Transmission : Débat à la fac…

Invité mercredi dernier à participer, à une conférence sur le thème de l’engagement citoyen, par la Faculté des sciences juridiques, économiques et sociales de Salé, j’y ai vécu un moment très fort de rencontres et de discussions avec un échantillon représentatif de la jeunesse estudiantine du Maroc. Riche d’enseignements.
En effet, curieux, intelligents, intéressés et intéressants ces jeunes étudiants se posent et posent de vraies questions.
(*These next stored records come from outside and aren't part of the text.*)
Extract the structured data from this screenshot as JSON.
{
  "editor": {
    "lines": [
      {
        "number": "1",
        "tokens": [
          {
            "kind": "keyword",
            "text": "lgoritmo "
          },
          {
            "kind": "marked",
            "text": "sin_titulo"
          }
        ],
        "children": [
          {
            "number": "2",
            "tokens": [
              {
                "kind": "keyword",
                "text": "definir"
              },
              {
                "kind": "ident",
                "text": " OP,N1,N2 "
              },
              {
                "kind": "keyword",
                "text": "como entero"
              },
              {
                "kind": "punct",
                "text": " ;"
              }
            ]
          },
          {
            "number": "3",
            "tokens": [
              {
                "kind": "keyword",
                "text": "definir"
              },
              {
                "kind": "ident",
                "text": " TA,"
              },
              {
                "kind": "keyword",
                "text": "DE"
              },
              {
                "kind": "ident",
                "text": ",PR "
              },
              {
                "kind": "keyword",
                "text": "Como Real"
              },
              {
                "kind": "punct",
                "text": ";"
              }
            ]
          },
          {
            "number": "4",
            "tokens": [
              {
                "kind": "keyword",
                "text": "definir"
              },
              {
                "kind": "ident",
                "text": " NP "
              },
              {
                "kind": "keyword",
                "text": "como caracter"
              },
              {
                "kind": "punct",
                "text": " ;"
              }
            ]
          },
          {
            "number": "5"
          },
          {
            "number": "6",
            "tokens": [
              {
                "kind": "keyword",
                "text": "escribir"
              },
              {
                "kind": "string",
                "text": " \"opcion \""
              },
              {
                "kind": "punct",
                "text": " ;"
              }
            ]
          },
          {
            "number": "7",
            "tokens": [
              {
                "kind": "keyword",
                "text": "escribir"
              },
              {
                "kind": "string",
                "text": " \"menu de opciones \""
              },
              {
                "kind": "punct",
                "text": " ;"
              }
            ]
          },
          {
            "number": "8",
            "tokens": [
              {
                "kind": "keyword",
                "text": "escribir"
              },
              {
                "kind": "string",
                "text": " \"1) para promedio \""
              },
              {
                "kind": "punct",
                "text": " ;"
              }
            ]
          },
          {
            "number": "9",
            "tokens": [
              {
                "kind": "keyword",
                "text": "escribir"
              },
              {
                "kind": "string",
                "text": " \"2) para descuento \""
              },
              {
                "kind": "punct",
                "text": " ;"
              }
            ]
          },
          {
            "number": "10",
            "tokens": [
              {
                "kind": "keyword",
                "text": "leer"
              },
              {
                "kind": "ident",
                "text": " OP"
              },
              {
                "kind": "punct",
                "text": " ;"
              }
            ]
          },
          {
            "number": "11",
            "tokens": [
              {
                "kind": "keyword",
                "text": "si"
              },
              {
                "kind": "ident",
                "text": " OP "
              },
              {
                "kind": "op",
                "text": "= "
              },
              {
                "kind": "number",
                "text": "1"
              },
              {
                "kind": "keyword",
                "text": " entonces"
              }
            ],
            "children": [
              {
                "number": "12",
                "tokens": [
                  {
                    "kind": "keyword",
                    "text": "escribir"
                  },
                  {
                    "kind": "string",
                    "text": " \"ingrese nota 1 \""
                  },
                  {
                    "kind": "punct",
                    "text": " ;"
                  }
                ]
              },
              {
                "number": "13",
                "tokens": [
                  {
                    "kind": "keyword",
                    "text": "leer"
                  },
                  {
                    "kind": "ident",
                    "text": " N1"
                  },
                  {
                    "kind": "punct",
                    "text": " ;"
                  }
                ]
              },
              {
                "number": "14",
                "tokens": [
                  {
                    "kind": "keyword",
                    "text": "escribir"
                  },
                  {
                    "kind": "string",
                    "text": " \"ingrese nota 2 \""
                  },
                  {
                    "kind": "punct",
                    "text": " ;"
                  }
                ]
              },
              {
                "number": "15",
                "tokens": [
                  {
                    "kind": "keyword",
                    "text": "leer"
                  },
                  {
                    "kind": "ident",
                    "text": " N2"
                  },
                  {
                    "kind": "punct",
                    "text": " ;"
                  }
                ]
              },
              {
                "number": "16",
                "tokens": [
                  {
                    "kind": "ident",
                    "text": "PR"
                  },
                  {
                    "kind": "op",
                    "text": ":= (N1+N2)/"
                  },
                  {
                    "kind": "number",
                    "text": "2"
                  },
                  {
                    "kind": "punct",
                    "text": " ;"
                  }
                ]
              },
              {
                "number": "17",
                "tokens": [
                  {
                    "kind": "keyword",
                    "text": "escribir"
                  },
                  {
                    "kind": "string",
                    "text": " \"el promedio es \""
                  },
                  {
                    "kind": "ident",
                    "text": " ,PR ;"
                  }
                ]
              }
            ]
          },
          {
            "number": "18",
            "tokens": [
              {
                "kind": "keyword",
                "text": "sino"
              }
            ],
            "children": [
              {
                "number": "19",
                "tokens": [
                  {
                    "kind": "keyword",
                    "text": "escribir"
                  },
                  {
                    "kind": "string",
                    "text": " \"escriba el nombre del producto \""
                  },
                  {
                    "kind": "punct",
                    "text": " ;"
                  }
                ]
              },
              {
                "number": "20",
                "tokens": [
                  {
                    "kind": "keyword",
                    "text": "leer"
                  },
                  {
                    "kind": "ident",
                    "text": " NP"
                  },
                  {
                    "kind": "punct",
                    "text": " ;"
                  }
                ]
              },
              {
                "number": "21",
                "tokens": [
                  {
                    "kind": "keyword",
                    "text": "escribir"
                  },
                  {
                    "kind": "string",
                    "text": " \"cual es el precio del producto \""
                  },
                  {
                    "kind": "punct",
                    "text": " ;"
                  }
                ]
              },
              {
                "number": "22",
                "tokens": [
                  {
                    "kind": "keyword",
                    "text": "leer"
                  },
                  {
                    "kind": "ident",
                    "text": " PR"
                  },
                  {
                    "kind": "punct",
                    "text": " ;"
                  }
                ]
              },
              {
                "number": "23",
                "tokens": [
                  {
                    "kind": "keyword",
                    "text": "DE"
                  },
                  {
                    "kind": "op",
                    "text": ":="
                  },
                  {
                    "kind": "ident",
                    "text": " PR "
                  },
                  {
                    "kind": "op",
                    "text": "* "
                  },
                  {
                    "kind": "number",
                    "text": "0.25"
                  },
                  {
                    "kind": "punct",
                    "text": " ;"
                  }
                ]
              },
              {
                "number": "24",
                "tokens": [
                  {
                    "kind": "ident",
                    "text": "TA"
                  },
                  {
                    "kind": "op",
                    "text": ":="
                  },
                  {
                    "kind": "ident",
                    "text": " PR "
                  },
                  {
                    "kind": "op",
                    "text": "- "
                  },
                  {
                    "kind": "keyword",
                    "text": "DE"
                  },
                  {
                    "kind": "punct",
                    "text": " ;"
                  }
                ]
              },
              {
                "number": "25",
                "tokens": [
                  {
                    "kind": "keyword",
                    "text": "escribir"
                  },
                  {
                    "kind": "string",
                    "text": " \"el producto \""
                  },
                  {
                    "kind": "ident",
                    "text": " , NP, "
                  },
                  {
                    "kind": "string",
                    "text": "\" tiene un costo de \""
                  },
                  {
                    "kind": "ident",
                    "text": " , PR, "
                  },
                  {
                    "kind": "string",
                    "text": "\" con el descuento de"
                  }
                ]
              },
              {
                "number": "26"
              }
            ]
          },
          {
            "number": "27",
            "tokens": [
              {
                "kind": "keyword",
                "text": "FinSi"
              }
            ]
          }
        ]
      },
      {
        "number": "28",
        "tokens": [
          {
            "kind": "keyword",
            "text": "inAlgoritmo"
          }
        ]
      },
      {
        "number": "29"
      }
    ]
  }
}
Qu’est-ce que la citoyenneté ? Qu’entend-on par civisme ? Comment et pourquoi s’engager quand on a 20 ans ?
Pourquoi ce décalage entre la population et la classe politique ?
Pourquoi se sent-on mieux représenté par la société civile que par les politiques ?
Autant de questions auxquelles il n’est pas aisé de répondre mais qui –si elles restent sans réponse – pollueront durablement toute discussion sur l’engagement citoyen.
La jeunesse est exigeante sous tous les cieux. Au Maroc, il est vital de la mobiliser et de la responsabiliser. Le pays change, évolue, il ne peut se permettre aujourd’hui de marginaliser la population jeune plus longtemps. Or ces jeunes l’ont exprimé de plusieurs façons: ils ne se sentent pas impliqués –voire concernés– dans le débat politique.
Manque de représentants issus de leurs rangs, discours éloignés de leurs préoccupations quotidiennes, sentiment de ne pas être pris en compte…
À l’écoute de toutes ces doléances, j’ai très nettement eu le sentiment d’entendre s’exprimer les jeunes issus de l’immigration que je côtoie habituellement en France.
Mêmes causes, mêmes conséquences. Il était d’ailleurs beaucoup plus question de politique locale que nationale, lors de cette conférence : en effet, c’est à l’aune de l’attitude des élus et des autorités locales que nombre d’étudiants présents forment leur jugement sur la politique en général. D’où leur responsabilité.
Quant à la nécessité pour ces jeunes de s’impliquer en effectuant le premier devoir de tout citoyen qui est de participer au vote, cela n’a pour eux rien d’évident. Pourquoi voter, pour qui voter ? C’est la question leitmotiv qui est revenu le plus souvent dans la discussion.
Et là, il apparaît que la responsabilité des adultes et notamment des décideurs est écrasante. Il est indispensable d’éduquer cette jeunesse à la citoyenneté et au civisme ; de lui donner les outils nécessaires à la compréhension de ses droits ; de lui permettre de former son jugement… pour pouvoir ensuite s’impliquer. Il sera vain de déplorer le désintéressement de la jeunesse vis-à-vis de la politique tant que la politique ne fera pas de la jeunesse l’une de ses préoccupations majeures. En permettant à ces jeunes d’être acteurs de leur propre vie et non pas spectateurs.